El recinto alberga la que fue una antigua fábrica de hielo, la primera en la región; la vieja serrería, todo del siglo XVIII; la piscina -que sólo cierra dos meses al año, tan bueno es el tiempo generalmente, y en la que te pueden servir un gintonic con frutos crecidos a tres metros-; permite disfrutar con los carruajes y juegos antiguos recuperados para los más pequeños o apuntarse a una actividad de observación de aves.
Ahora, te puedes quedar durmiendo en la terraza, claro...
Todo el recinto es un museo en sí mismo, pero es que además, específicamente, se ha adecentado un pabellón para contar la historia de la casa y su familia. Cuenta con elementos muy dispares, desde un molino de agua hasta armas blasonadas, pasando por un estudio topográfico detallado e imágenes de la Ínsua a lo largo de historia.
Se pueden ver las primeras máquinas -para la serrería, de cableado- que llegaron a Portugal desde el Reino Unido. Esta fue la primera casa particular en tener electricidad. Una galería de grandes retratos cuenta la historia de los descendientes del noble Luis de Alburquerque, sus hijos legítimos y no legítimos, los mapas de las ciudades que la saga iba levantando en América Latina, donde fueron pioneros, los dibujos de las flores y animales del Nuevo Mundo, algunos con signos del incendio que amenazó con llevarse todo por delante en 1970. Plátanos, pirañas, caimanes... Lo nunca antes visto en Portugal.
En el edificio central, la casa guarda una capilla estrecha pero ricamente adornada, también de inspiración barroca.
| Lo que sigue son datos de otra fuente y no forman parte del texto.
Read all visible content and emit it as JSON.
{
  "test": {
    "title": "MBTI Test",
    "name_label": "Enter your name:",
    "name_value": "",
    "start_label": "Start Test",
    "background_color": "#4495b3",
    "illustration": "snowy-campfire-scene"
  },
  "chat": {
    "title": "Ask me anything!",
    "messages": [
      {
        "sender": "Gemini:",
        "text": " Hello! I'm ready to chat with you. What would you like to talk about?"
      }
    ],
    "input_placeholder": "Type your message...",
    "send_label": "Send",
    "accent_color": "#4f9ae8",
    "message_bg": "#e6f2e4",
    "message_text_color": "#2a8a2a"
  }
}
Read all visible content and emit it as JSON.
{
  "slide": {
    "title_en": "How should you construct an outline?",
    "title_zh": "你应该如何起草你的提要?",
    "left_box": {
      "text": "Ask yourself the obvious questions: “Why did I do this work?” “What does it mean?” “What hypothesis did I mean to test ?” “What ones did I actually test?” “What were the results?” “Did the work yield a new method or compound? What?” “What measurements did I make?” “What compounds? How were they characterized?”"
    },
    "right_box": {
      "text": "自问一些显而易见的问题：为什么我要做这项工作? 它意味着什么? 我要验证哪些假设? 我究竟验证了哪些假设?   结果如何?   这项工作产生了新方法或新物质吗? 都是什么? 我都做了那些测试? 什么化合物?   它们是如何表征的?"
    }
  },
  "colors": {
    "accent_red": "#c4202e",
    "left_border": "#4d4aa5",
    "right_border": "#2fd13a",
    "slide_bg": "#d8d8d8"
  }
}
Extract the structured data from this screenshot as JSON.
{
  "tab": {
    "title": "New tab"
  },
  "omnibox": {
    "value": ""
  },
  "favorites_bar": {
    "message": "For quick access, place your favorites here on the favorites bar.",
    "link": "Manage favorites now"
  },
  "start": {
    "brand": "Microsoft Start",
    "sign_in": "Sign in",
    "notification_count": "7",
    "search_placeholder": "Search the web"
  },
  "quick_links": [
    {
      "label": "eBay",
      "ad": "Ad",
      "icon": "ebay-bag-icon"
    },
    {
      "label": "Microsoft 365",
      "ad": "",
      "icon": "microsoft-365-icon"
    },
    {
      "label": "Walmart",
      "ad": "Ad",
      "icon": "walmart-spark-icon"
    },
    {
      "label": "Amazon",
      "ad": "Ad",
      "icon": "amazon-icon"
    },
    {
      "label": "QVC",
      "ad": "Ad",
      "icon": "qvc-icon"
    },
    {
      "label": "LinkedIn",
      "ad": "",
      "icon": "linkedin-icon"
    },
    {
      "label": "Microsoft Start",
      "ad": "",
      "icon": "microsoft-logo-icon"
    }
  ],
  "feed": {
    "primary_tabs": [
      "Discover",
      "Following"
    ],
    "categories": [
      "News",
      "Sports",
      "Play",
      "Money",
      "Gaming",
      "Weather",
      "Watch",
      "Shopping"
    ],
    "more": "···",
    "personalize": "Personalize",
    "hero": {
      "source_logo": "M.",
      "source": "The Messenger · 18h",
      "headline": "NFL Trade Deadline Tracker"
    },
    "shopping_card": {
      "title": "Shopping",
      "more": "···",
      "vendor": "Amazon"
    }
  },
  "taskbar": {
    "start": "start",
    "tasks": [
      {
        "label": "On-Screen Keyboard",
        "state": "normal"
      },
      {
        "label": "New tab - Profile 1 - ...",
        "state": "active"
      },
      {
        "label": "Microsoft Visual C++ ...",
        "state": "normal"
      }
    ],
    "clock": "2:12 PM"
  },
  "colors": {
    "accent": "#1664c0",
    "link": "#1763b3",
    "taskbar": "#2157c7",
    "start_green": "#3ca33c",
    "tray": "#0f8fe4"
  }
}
En el ala anexa, los salones: el de los hombres de la familia, con sus símbolos de mando; el de la chimenea, de la que dan ganas de no apartarse; el salón de música... Hay habitaciones -suites- con muebles napoleónicos, que se mezclan con sistemas de botones para llamar a los viejos criados, radiadores último modelo hace dos siglos y calientaplatos a la entrada del comedor.